Quelle est la division que Jésus apporte par sa nouveauté ? Il ne s’agit pas d’être divisés parce que nous aurions accablé nos proches de remontrances ou de jugements. Je le dis car c’est une tentation pour des chrétiens. Si par Jésus nous amenons une division, j’aimerais que ce soit à cause d’une façon de vivre qui avertit les autres qu’il existe des « réalités d’en-haut », pour lesquelles il vaut la peine de lutter, de se débarrasser de tout ce qui nous alourdit. Ne craignons pas une façon de vivre qui vient poser des questions très très près du cœur de l’autre : que fais-tu de Dieu ? Est-ce que tu vas te décider à te poser la question ? As-tu raison de le rejeter ? Est-ce que ce sont des preuves de son inexistence qui te poussent à ne pas le reconnaître ou plutôt un entêtement sans preuve, par pur orgueil ? Bien sûr si nous posions la question avec ces mots, nous serions envoyés sur les roses, mais même sans mots notre attachement à Dieu peut poser ces questions à nos proches et amener la division.

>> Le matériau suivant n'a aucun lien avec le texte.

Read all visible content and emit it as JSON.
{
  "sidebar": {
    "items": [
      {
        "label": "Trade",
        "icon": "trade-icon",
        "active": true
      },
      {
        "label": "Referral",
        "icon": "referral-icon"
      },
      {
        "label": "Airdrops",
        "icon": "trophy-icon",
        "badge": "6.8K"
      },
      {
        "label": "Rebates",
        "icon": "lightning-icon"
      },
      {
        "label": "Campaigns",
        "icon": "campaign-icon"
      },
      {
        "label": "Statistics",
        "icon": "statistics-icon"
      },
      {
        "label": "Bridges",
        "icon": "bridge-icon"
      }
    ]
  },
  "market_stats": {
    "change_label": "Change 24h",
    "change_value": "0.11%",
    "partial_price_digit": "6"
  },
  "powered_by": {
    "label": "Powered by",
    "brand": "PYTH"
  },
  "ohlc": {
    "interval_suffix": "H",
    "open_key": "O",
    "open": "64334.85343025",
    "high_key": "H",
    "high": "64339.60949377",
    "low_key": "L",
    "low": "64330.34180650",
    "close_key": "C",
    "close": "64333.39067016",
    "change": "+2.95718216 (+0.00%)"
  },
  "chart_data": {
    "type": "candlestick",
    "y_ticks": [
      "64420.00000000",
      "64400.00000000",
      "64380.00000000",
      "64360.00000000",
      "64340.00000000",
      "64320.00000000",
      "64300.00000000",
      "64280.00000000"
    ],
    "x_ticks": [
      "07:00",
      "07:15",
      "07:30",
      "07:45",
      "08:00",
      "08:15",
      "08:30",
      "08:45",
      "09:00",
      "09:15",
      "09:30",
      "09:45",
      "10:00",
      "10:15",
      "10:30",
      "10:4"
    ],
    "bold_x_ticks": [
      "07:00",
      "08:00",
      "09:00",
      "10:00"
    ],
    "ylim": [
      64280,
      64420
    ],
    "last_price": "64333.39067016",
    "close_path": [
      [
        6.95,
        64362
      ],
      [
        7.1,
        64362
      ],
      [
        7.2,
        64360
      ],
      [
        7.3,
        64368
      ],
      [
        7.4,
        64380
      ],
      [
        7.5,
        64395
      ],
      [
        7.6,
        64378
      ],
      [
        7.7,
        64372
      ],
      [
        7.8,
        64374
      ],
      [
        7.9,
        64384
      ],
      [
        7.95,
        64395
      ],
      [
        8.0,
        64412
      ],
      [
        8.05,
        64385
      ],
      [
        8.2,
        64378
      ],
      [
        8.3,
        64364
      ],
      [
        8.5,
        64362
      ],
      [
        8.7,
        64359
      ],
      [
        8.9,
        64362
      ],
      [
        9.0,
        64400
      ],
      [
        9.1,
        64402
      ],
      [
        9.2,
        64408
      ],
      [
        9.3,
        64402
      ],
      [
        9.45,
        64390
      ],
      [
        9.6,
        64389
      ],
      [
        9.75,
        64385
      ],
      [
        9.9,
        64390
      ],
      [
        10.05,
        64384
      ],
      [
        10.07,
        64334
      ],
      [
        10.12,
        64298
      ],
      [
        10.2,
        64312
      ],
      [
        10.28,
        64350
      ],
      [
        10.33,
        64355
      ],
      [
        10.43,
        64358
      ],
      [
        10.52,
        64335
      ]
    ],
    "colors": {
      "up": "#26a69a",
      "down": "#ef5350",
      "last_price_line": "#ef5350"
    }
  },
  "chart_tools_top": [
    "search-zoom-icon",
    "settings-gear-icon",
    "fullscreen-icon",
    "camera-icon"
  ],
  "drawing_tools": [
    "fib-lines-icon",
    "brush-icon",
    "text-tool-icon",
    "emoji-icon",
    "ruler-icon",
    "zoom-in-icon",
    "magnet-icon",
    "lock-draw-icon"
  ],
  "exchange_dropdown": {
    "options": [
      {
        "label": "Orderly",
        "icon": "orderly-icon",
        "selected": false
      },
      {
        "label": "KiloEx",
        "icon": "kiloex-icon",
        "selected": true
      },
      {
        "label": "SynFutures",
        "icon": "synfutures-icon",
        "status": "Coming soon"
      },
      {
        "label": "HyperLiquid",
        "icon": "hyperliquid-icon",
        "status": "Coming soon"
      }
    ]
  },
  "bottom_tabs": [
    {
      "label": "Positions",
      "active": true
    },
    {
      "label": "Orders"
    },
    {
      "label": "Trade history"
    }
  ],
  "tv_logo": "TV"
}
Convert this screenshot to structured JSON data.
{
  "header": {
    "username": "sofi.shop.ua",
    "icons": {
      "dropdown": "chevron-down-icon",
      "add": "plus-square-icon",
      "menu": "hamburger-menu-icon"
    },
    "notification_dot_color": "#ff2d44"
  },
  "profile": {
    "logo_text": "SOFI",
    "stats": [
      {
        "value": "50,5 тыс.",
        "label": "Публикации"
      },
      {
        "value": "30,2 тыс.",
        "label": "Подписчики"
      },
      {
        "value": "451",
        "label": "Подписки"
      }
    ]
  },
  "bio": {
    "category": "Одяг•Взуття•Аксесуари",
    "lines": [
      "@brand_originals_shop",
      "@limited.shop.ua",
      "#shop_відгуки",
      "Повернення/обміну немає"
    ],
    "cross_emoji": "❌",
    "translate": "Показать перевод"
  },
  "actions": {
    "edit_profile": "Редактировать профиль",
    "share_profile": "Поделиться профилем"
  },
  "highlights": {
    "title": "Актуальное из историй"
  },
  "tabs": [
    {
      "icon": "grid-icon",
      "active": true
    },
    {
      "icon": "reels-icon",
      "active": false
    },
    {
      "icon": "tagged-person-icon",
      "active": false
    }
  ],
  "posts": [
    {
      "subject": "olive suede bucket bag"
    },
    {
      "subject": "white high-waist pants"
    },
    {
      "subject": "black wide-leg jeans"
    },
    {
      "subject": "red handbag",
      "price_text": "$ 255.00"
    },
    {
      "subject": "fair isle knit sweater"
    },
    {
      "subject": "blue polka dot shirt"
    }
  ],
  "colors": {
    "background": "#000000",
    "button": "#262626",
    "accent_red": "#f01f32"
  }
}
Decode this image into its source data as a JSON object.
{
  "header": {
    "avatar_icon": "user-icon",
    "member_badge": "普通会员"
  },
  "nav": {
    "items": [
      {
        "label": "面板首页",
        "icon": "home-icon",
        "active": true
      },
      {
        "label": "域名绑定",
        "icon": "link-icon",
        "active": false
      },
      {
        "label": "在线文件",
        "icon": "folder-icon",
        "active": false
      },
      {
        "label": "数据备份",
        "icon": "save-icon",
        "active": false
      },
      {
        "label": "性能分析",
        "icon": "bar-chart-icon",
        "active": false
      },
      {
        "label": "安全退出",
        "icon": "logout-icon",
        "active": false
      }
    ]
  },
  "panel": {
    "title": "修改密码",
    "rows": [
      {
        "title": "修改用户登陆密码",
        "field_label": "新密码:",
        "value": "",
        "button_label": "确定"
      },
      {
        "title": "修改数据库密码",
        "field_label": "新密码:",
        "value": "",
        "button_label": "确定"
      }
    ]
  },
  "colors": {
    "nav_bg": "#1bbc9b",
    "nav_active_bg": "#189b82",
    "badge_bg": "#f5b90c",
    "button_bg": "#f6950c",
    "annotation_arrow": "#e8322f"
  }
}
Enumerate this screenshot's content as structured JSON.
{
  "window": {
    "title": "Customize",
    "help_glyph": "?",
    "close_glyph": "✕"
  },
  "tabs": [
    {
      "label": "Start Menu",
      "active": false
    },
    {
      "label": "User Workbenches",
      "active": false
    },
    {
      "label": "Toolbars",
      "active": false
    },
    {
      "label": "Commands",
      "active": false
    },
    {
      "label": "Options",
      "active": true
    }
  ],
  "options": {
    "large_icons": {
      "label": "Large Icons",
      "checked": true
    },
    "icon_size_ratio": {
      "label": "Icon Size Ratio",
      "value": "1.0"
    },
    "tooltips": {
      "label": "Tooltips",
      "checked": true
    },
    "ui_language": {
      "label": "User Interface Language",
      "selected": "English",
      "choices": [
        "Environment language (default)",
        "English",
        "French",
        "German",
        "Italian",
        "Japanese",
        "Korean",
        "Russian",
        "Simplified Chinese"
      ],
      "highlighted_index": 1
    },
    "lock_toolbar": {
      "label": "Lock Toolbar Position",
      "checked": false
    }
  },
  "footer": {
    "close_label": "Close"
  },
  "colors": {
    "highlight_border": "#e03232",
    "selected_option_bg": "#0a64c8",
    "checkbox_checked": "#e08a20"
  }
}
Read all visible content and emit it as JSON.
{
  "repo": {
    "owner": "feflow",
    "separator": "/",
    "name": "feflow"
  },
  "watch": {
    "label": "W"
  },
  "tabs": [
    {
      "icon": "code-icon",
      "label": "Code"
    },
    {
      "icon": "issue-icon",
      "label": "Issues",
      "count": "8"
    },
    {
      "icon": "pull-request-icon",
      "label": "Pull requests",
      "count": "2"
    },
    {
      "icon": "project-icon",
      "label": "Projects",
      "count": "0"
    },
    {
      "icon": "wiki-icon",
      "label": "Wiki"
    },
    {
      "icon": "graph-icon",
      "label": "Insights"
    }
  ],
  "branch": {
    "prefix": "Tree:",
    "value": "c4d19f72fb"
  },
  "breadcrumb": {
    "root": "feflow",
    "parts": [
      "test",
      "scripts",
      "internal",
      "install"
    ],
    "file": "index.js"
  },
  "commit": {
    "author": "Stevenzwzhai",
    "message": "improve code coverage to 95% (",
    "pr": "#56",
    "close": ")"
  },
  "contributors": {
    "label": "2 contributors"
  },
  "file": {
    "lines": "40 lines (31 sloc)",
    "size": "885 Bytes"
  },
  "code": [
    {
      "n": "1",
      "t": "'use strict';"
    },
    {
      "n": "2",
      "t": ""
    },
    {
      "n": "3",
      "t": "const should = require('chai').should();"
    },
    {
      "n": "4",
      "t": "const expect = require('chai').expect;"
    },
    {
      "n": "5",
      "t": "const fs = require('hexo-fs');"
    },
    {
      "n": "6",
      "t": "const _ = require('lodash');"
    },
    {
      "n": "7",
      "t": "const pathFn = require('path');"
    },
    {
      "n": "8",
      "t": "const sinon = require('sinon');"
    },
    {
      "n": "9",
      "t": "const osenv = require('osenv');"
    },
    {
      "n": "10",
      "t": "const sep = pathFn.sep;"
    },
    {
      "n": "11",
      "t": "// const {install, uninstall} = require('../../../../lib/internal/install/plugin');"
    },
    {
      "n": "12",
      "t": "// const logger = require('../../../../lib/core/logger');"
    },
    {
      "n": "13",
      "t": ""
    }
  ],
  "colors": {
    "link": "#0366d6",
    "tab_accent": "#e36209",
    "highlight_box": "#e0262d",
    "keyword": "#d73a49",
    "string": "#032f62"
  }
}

Il nous reste un défi : accepter ces tensions sans agressivité ni révolte ni gémissements... Le chemin sera celui que propose la lettre aux Hébreux : unir la souffrance que cette division produit en nous à la croix du Christ, au baptême dont il a été baptisé, à l’extension du feu qu’il est venu apporter sur la terre. Vivons « les yeux fixés sur Jésus », et acceptons de ne pas toujours être compris dans nos choix de vie. Que Dieu nous donne la grâce de persévérer jusqu’au bout en aimant ceux qui peuvent, parfois en bonne conscience, nous persécuter ! Et comme d’habitude, avançons joyeusement, sans trop nous prendre au sérieux.